Several years later the Fifth Circuit, clarifying the situations under which forfeiture is proper, adopted the “active aid” test in the case of United States v. General Motors Acceptance Corp., 239 F.2d 102 (5th Cir. 1956). The test is whether or not the act was an “active aid” in carrying out an essential element of the offense. Applying that test to the factual situation of the instant case it is clear that when Mr. Bullock agreed to sell the illegal whiskey and then transported the customers to a place and pointed out to them where the delivery would be made he did in fact use the automobile to effectuate the delivery of the “moonshine” and the act of driving the automobile for such purpose was an “active aid” in' the carrying out of an essential element of the selling of non-tax-paid whiskey.

In the case of United States v. One 1960 Ford Galaxie Sedan, 203 F.Supp. 387 on page 389 (N.D.Ala.1961), the court stated that:

“A sale cannot be effected without a customer. Lending active aid to the customer, as was the case here, is in furtherance of the sale.”

Earlier in the same case the court had cited the case of United States v. One 1941 Buick Coach Automobile, 85 F.Supp. 402 (S.D.Ala.1949) in which the court held that where the seller of illegal whiskey used an automobile to reach an agreed delivery place the automobile so used was subject to forfeiture even though no illegal whiskey had been transported in the automobile.

Another case in which the “use” of an automobile was similar to the use of the car in the case at hand is United States v. Lawson, 266 F.2d 607 (6th Cir. 1959). In that case an informer was transported in an automobile and an agent followed in his car to the source of supply of the illegal whiskey. Upon arrival they left the agent’s car and rode around in the automobile so as not to create suspicion while waiting for the whiskey to be procured. After the whiskey arrived and was loaded in the agent’s car the automobile was used to pilot the agent’s car by way of back streets out of town.

The court on page 610 stated:

“Certainly an automobile is being used by a wholesale dealer in merchandise as an instrumentality of his business when it is used to convey or guide prospective customers from his own home or place of business to the place where the merchandise they seek to purchase is located and where it can be delivered to them.”

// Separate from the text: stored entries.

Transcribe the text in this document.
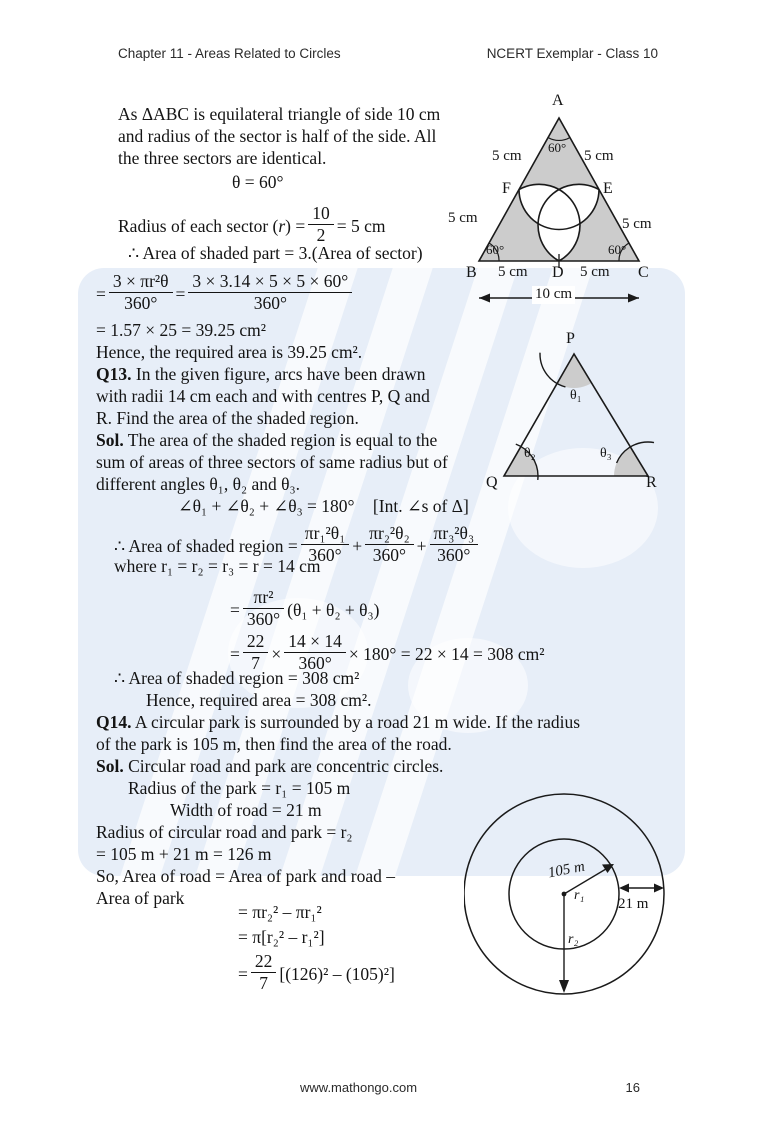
Chapter 11 - Areas Related to Circles	NCERT Exemplar - Class 10
As ΔABC is equilateral triangle of side 10 cm
and radius of the sector is half of the side. All
the three sectors are identical.
θ = 60°
Radius of each sector $(r) = \frac{10}{2} = 5$ cm
∴ Area of shaded part = 3.(Area of sector)
= $\frac{\text{3 × πr²θ}}{360^\circ} = \frac{3 \times 3.14 \times 5 \times 5 \times 60^\circ}{360^\circ}$
= 1.57 × 25 = 39.25 cm²
Hence, the required area is 39.25 cm².
Q13. In the given figure, arcs have been drawn
with radii 14 cm each and with centres P, Q and
R. Find the area of the shaded region.
Sol. The area of the shaded region is equal to the
sum of areas of three sectors of same radius but of
different angles θ₁, θ₂ and θ₃.
∠θ₁ + ∠θ₂ + ∠θ₃ = 180° [Int. ∠s of Δ]
∴ Area of shaded region = $\frac{\text{πr₁²θ₁}}{360^\circ} + \frac{\text{πr₂²θ₂}}{360^\circ} + \frac{\text{πr₃²θ₃}}{360^\circ}$
where r₁ = r₂ = r₃ = r = 14 cm
= $\frac{\text{πr²}}{360^\circ} (\theta_1 + \theta_2 + \theta_3)$
= $\frac{22}{7} \times \frac{14 \times 14}{360^\circ} \times 180^\circ = 22 \times 14 = 308$ cm²
∴ Area of shaded region = 308 cm²
Hence, required area = 308 cm².
Q14. A circular park is surrounded by a road 21 m wide. If the radius
of the park is 105 m, then find the area of the road.
Sol. Circular road and park are concentric circles.
Radius of the park = r₁ = 105 m
Width of road = 21 m
Radius of circular road and park = r₂
= 105 m + 21 m = 126 m
So, Area of road = Area of park and road –
Area of park
= πr₂² – πr₁²
= π[r₂² – r₁²]
= $\frac{22}{7} [(126)^2 - (105)^2]$
A
B	C
F	E
D
5 cm	5 cm
5 cm	5 cm
5 cm	5 cm
60°
60°	60°
10 cm
P
Q	R
θ₁
θ₂	θ₃
105 m
r₁
r₂
21 m
www.mathongo.com	16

The Fifth Circuit cited the Lawson case with approval in the case of United States v. One 1959 Pontiac Sedan, 301 F.2d 411 (5th Cir. 1962), another case in which an automobile used to transport a customer of illegal whiskey to a pickup point was held forfeitable.

In the case of United States v. One 1962 Ford 2 Door Sedan, 234 F.Supp. 798 (W.D.Va.1964) an automobile was used to transport customers to the place of the sale and to locate another vehicle in which the illegal whiskey to be sold was being hauled. On page 799 the court held that:

“The vehicle served a special purpose but one closely and immediately related to the successful accomplishment of the overall illegal scheme and hence was forfeit to the government under § 7302.”

In her brief the first movant argues that the case of United States v. Lane Motor Co., 344 U.S. 630, 73 S.Ct. 459, 97 L.Ed. 622 (1953) is controlling. In that ease the court held that an automobile used only for transportation by the operator of an illegal distillery between his home and the still is not being “used” in violation of the internal revenue laws. This court believes that it is obvious that Mr. Bullock used the automobile in question for more than mere commuting.

With respect to the matter of intent, no intent is required other than that the vehicle was being used knowing*1011ly and intentionally as an active aid in facilitating the possession and sale of whiskey in unstamped containers. McClain v. United States, 224 F.2d 522 (5th Cir. 1955). Here the evidence shows without conflict that the whiskey possessed and sold by Mr. Bullock was in unstamped containers and that the vehicle involved was intentionally put to the proscribed use.

Accordingly, Mrs. Bullock’s motion for summary judgment is denied and the United States’ motion for summary judgment is granted. Counsel may hand up an appropriate order and judgment.